The structured document search system according to claim 8, further comprising a component display unit that displays a list of the components with a high degree using the element name occurrence information.

A selection unit that allows a user to select the component name displayed on the display unit,
The search unit is configured to search for a structured document corresponding to the component name selected by the selection unit and the search condition input by the search request input unit. Item 9. A structured document search system according to Item 8.

A structured document selection unit that allows a user to select a desired one from the structured documents displayed by the display unit,
The structured document search system according to claim 8, further comprising: a detail display unit configured to acquire and display details of the structured document selected by the structured document selection unit from the structured document database. .

The apparatus further includes a component selection unit that allows a user to select a component displayed on the detail display unit, and a component display unit that displays the component selected by the component selection unit. The structured document search system according to claim 8.

A dictionary storage unit that stores a similar component dictionary that defines the similarity relationship of the component names, wherein the search unit stores the component names input in the search request input unit and the similar component names. 9. The structured document search system according to claim 8, wherein a search is executed collectively as a search condition.

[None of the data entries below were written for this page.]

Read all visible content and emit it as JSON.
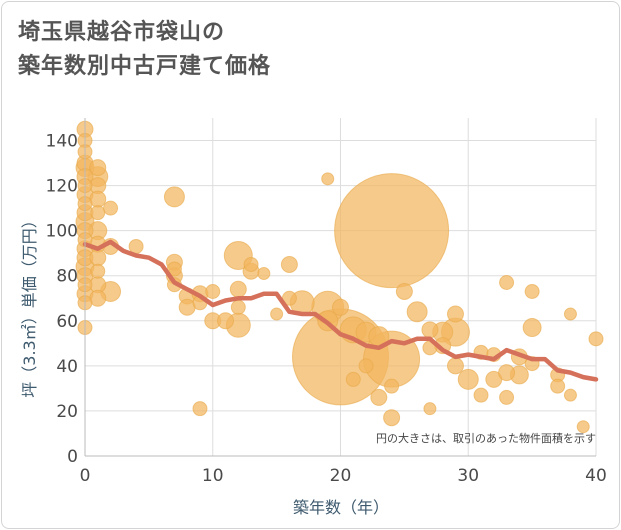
{
  "chart_data": {
    "type": "scatter",
    "title_lines": [
      "埼玉県越谷市袋山の",
      "築年数別中古戸建て価格"
    ],
    "xlabel": "築年数（年）",
    "ylabel": "坪（3.3㎡）単価（万円）",
    "xlim": [
      0,
      40
    ],
    "ylim": [
      0,
      150
    ],
    "x_ticks": [
      0,
      10,
      20,
      30,
      40
    ],
    "y_ticks": [
      0,
      20,
      40,
      60,
      80,
      100,
      120,
      140
    ],
    "grid": true,
    "note": "円の大きさは、取引のあった物件面積を示す",
    "colors": {
      "bubble": "#f2b65e",
      "bubble_stroke": "#e8a848",
      "line": "#d5705a",
      "grid": "#dddddd"
    },
    "series": [
      {
        "name": "",
        "kind": "bubble",
        "points": [
          {
            "x": 0,
            "y": 145,
            "s": 8
          },
          {
            "x": 0,
            "y": 140,
            "s": 7
          },
          {
            "x": 0,
            "y": 135,
            "s": 7
          },
          {
            "x": 0,
            "y": 130,
            "s": 8
          },
          {
            "x": 0,
            "y": 128,
            "s": 9
          },
          {
            "x": 0,
            "y": 124,
            "s": 8
          },
          {
            "x": 0,
            "y": 120,
            "s": 7
          },
          {
            "x": 0,
            "y": 116,
            "s": 8
          },
          {
            "x": 0,
            "y": 112,
            "s": 7
          },
          {
            "x": 0,
            "y": 108,
            "s": 8
          },
          {
            "x": 0,
            "y": 104,
            "s": 9
          },
          {
            "x": 0,
            "y": 100,
            "s": 8
          },
          {
            "x": 0,
            "y": 96,
            "s": 7
          },
          {
            "x": 0,
            "y": 92,
            "s": 8
          },
          {
            "x": 0,
            "y": 88,
            "s": 8
          },
          {
            "x": 0,
            "y": 84,
            "s": 9
          },
          {
            "x": 0,
            "y": 80,
            "s": 8
          },
          {
            "x": 0,
            "y": 76,
            "s": 7
          },
          {
            "x": 0,
            "y": 72,
            "s": 8
          },
          {
            "x": 0,
            "y": 68,
            "s": 7
          },
          {
            "x": 0,
            "y": 57,
            "s": 7
          },
          {
            "x": 1,
            "y": 128,
            "s": 8
          },
          {
            "x": 1,
            "y": 124,
            "s": 10
          },
          {
            "x": 1,
            "y": 120,
            "s": 8
          },
          {
            "x": 1,
            "y": 114,
            "s": 8
          },
          {
            "x": 1,
            "y": 108,
            "s": 7
          },
          {
            "x": 1,
            "y": 100,
            "s": 9
          },
          {
            "x": 1,
            "y": 94,
            "s": 8
          },
          {
            "x": 1,
            "y": 88,
            "s": 8
          },
          {
            "x": 1,
            "y": 82,
            "s": 7
          },
          {
            "x": 1,
            "y": 76,
            "s": 8
          },
          {
            "x": 1,
            "y": 70,
            "s": 8
          },
          {
            "x": 2,
            "y": 110,
            "s": 7
          },
          {
            "x": 2,
            "y": 93,
            "s": 8
          },
          {
            "x": 2,
            "y": 73,
            "s": 10
          },
          {
            "x": 4,
            "y": 93,
            "s": 7
          },
          {
            "x": 7,
            "y": 115,
            "s": 10
          },
          {
            "x": 7,
            "y": 86,
            "s": 8
          },
          {
            "x": 7,
            "y": 83,
            "s": 7
          },
          {
            "x": 7,
            "y": 80,
            "s": 8
          },
          {
            "x": 7,
            "y": 76,
            "s": 7
          },
          {
            "x": 8,
            "y": 71,
            "s": 8
          },
          {
            "x": 8,
            "y": 66,
            "s": 8
          },
          {
            "x": 9,
            "y": 21,
            "s": 7
          },
          {
            "x": 9,
            "y": 72,
            "s": 8
          },
          {
            "x": 9,
            "y": 68,
            "s": 7
          },
          {
            "x": 10,
            "y": 73,
            "s": 7
          },
          {
            "x": 10,
            "y": 60,
            "s": 8
          },
          {
            "x": 11,
            "y": 60,
            "s": 8
          },
          {
            "x": 12,
            "y": 89,
            "s": 14
          },
          {
            "x": 12,
            "y": 74,
            "s": 8
          },
          {
            "x": 12,
            "y": 66,
            "s": 7
          },
          {
            "x": 12,
            "y": 58,
            "s": 12
          },
          {
            "x": 13,
            "y": 85,
            "s": 7
          },
          {
            "x": 13,
            "y": 82,
            "s": 8
          },
          {
            "x": 14,
            "y": 81,
            "s": 6
          },
          {
            "x": 15,
            "y": 63,
            "s": 6
          },
          {
            "x": 16,
            "y": 85,
            "s": 8
          },
          {
            "x": 16,
            "y": 70,
            "s": 7
          },
          {
            "x": 17,
            "y": 68,
            "s": 12
          },
          {
            "x": 19,
            "y": 123,
            "s": 6
          },
          {
            "x": 19,
            "y": 66,
            "s": 16
          },
          {
            "x": 19,
            "y": 60,
            "s": 10
          },
          {
            "x": 20,
            "y": 44,
            "s": 48
          },
          {
            "x": 20,
            "y": 66,
            "s": 8
          },
          {
            "x": 21,
            "y": 56,
            "s": 13
          },
          {
            "x": 21,
            "y": 34,
            "s": 7
          },
          {
            "x": 22,
            "y": 55,
            "s": 10
          },
          {
            "x": 22,
            "y": 40,
            "s": 7
          },
          {
            "x": 23,
            "y": 53,
            "s": 10
          },
          {
            "x": 23,
            "y": 26,
            "s": 8
          },
          {
            "x": 24,
            "y": 100,
            "s": 57
          },
          {
            "x": 24,
            "y": 43,
            "s": 28
          },
          {
            "x": 24,
            "y": 31,
            "s": 7
          },
          {
            "x": 24,
            "y": 17,
            "s": 8
          },
          {
            "x": 25,
            "y": 73,
            "s": 8
          },
          {
            "x": 26,
            "y": 64,
            "s": 10
          },
          {
            "x": 27,
            "y": 56,
            "s": 8
          },
          {
            "x": 27,
            "y": 48,
            "s": 7
          },
          {
            "x": 27,
            "y": 21,
            "s": 6
          },
          {
            "x": 28,
            "y": 55,
            "s": 10
          },
          {
            "x": 28,
            "y": 49,
            "s": 8
          },
          {
            "x": 29,
            "y": 63,
            "s": 8
          },
          {
            "x": 29,
            "y": 55,
            "s": 14
          },
          {
            "x": 29,
            "y": 40,
            "s": 8
          },
          {
            "x": 30,
            "y": 34,
            "s": 10
          },
          {
            "x": 31,
            "y": 46,
            "s": 7
          },
          {
            "x": 31,
            "y": 27,
            "s": 7
          },
          {
            "x": 32,
            "y": 34,
            "s": 8
          },
          {
            "x": 32,
            "y": 45,
            "s": 7
          },
          {
            "x": 33,
            "y": 77,
            "s": 7
          },
          {
            "x": 33,
            "y": 37,
            "s": 8
          },
          {
            "x": 33,
            "y": 26,
            "s": 7
          },
          {
            "x": 34,
            "y": 44,
            "s": 8
          },
          {
            "x": 34,
            "y": 36,
            "s": 9
          },
          {
            "x": 35,
            "y": 73,
            "s": 7
          },
          {
            "x": 35,
            "y": 57,
            "s": 9
          },
          {
            "x": 35,
            "y": 41,
            "s": 7
          },
          {
            "x": 37,
            "y": 36,
            "s": 7
          },
          {
            "x": 37,
            "y": 31,
            "s": 7
          },
          {
            "x": 38,
            "y": 63,
            "s": 6
          },
          {
            "x": 38,
            "y": 27,
            "s": 6
          },
          {
            "x": 39,
            "y": 13,
            "s": 6
          },
          {
            "x": 40,
            "y": 52,
            "s": 7
          }
        ]
      },
      {
        "name": "",
        "kind": "line",
        "points": [
          {
            "x": 0,
            "y": 94
          },
          {
            "x": 1,
            "y": 92
          },
          {
            "x": 2,
            "y": 95
          },
          {
            "x": 3,
            "y": 91
          },
          {
            "x": 4,
            "y": 89
          },
          {
            "x": 5,
            "y": 88
          },
          {
            "x": 6,
            "y": 85
          },
          {
            "x": 7,
            "y": 77
          },
          {
            "x": 8,
            "y": 74
          },
          {
            "x": 9,
            "y": 71
          },
          {
            "x": 10,
            "y": 67
          },
          {
            "x": 11,
            "y": 69
          },
          {
            "x": 12,
            "y": 70
          },
          {
            "x": 13,
            "y": 70
          },
          {
            "x": 14,
            "y": 72
          },
          {
            "x": 15,
            "y": 72
          },
          {
            "x": 16,
            "y": 64
          },
          {
            "x": 17,
            "y": 63
          },
          {
            "x": 18,
            "y": 63
          },
          {
            "x": 19,
            "y": 59
          },
          {
            "x": 20,
            "y": 54
          },
          {
            "x": 21,
            "y": 52
          },
          {
            "x": 22,
            "y": 49
          },
          {
            "x": 23,
            "y": 48
          },
          {
            "x": 24,
            "y": 51
          },
          {
            "x": 25,
            "y": 50
          },
          {
            "x": 26,
            "y": 52
          },
          {
            "x": 27,
            "y": 52
          },
          {
            "x": 28,
            "y": 47
          },
          {
            "x": 29,
            "y": 44
          },
          {
            "x": 30,
            "y": 45
          },
          {
            "x": 31,
            "y": 44
          },
          {
            "x": 32,
            "y": 43
          },
          {
            "x": 33,
            "y": 47
          },
          {
            "x": 34,
            "y": 45
          },
          {
            "x": 35,
            "y": 43
          },
          {
            "x": 36,
            "y": 43
          },
          {
            "x": 37,
            "y": 38
          },
          {
            "x": 38,
            "y": 37
          },
          {
            "x": 39,
            "y": 35
          },
          {
            "x": 40,
            "y": 34
          }
        ]
      }
    ]
  }
}
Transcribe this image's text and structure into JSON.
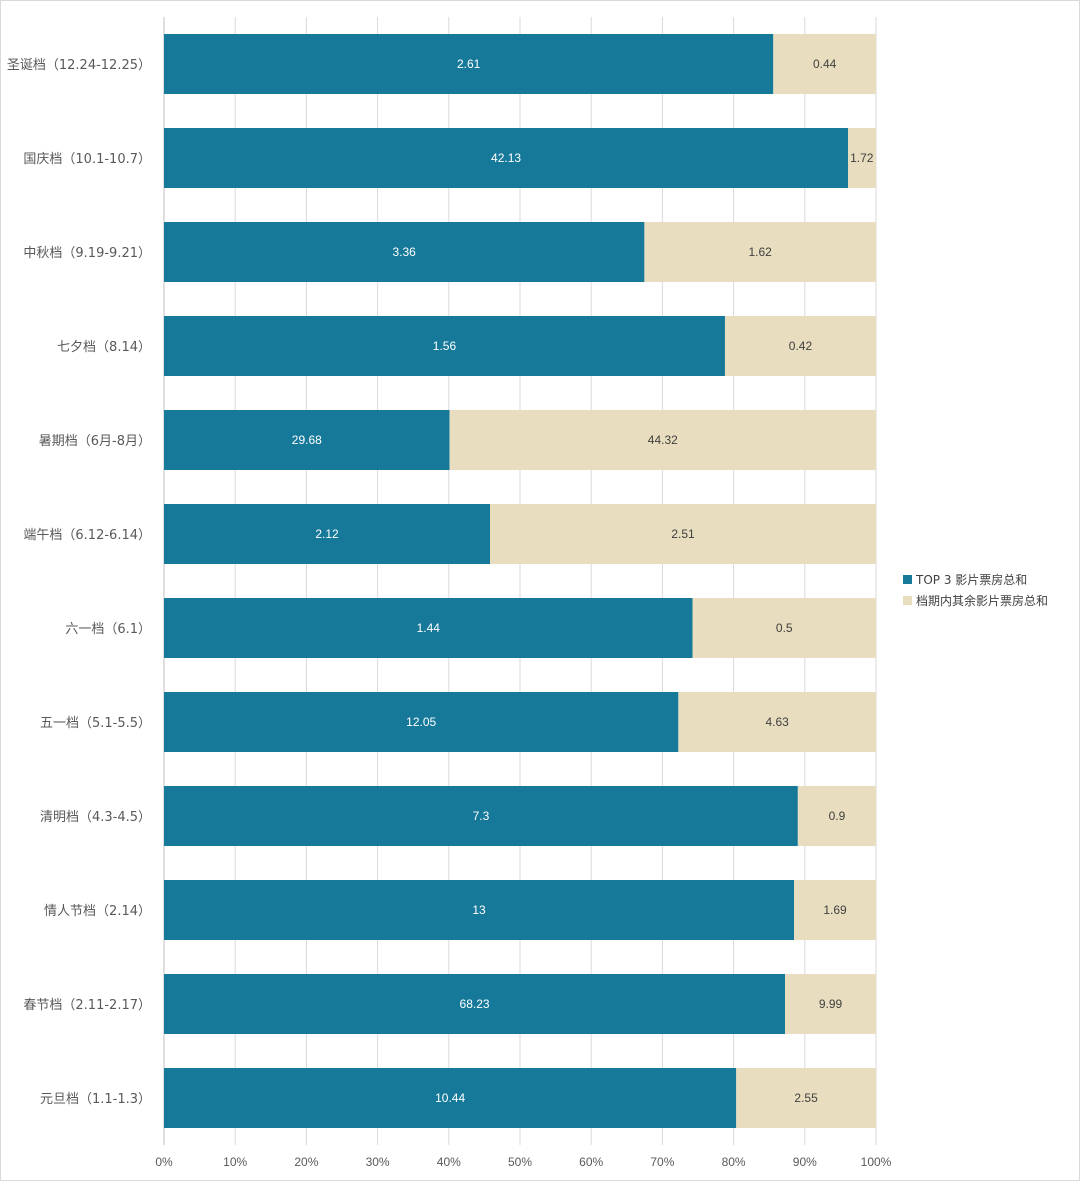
{
  "chart_data": {
    "type": "bar",
    "orientation": "horizontal",
    "stacking": "percent",
    "categories": [
      "圣诞档（12.24-12.25）",
      "国庆档（10.1-10.7）",
      "中秋档（9.19-9.21）",
      "七夕档（8.14）",
      "暑期档（6月-8月）",
      "端午档（6.12-6.14）",
      "六一档（6.1）",
      "五一档（5.1-5.5）",
      "清明档（4.3-4.5）",
      "情人节档（2.14）",
      "春节档（2.11-2.17）",
      "元旦档（1.1-1.3）"
    ],
    "series": [
      {
        "name": "TOP 3 影片票房总和",
        "color": "#17799A",
        "values": [
          2.61,
          42.13,
          3.36,
          1.56,
          29.68,
          2.12,
          1.44,
          12.05,
          7.3,
          13,
          68.23,
          10.44
        ]
      },
      {
        "name": "档期内其余影片票房总和",
        "color": "#E8DDBE",
        "values": [
          0.44,
          1.72,
          1.62,
          0.42,
          44.32,
          2.51,
          0.5,
          4.63,
          0.9,
          1.69,
          9.99,
          2.55
        ]
      }
    ],
    "x_ticks": [
      "0%",
      "10%",
      "20%",
      "30%",
      "40%",
      "50%",
      "60%",
      "70%",
      "80%",
      "90%",
      "100%"
    ],
    "xlim": [
      0,
      100
    ],
    "grid": "vertical",
    "legend_position": "right"
  }
}
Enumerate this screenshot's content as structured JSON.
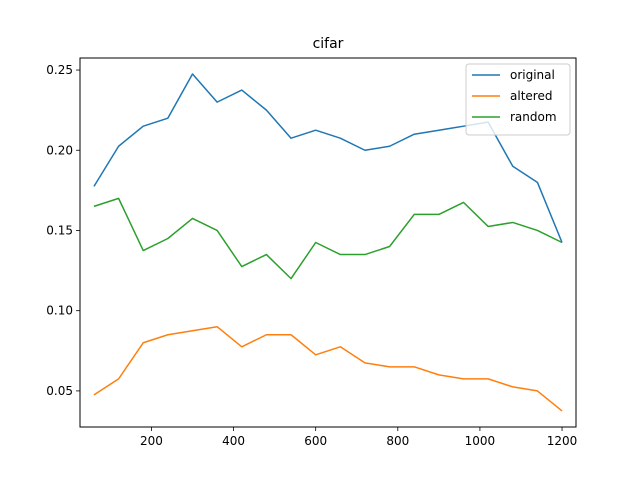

A structured document database management device connected to a structured document database storing a plurality of structured documents having different document structures, receiving a search request from a user terminal, searching the database, and transmitting a search result to the user terminal. ,
A search request receiving unit that receives a search request including a name of a component of the structured document to be searched and a value of the component in a search condition;
A search unit that searches the structured document database corresponding to the search request from the structured document database;
A component that matches the search condition is extracted from the structured document searched by the search unit, and the component including the matching portion and the components around the component are included in the component included in the structured document. An extraction unit for extracting
The matching part and the component extracted by the extraction unit are changed to a data format that is displayed in a format that allows the structure of the structured document and the position of the matching part in the structure to be understood, and A structured document database management device, comprising: a transmission result processing unit.

An element name occurrence information acquisition unit that acquires element name occurrence information indicating a degree in which the constituent element is commonly present in the plurality of structured documents, and the result processing unit uses the element name occurrence information 9. The structured document database management device according to claim 8, wherein the name of the component having a low degree is displayed on the user terminal so as to be distinguishable from others.

The structuring according to claim 15, further comprising: an element name occurrence information presentation unit that presents information on the component having a high degree to a user terminal using the element name occurrence information information acquired by the element name occurrence information acquisition unit. Document database management device.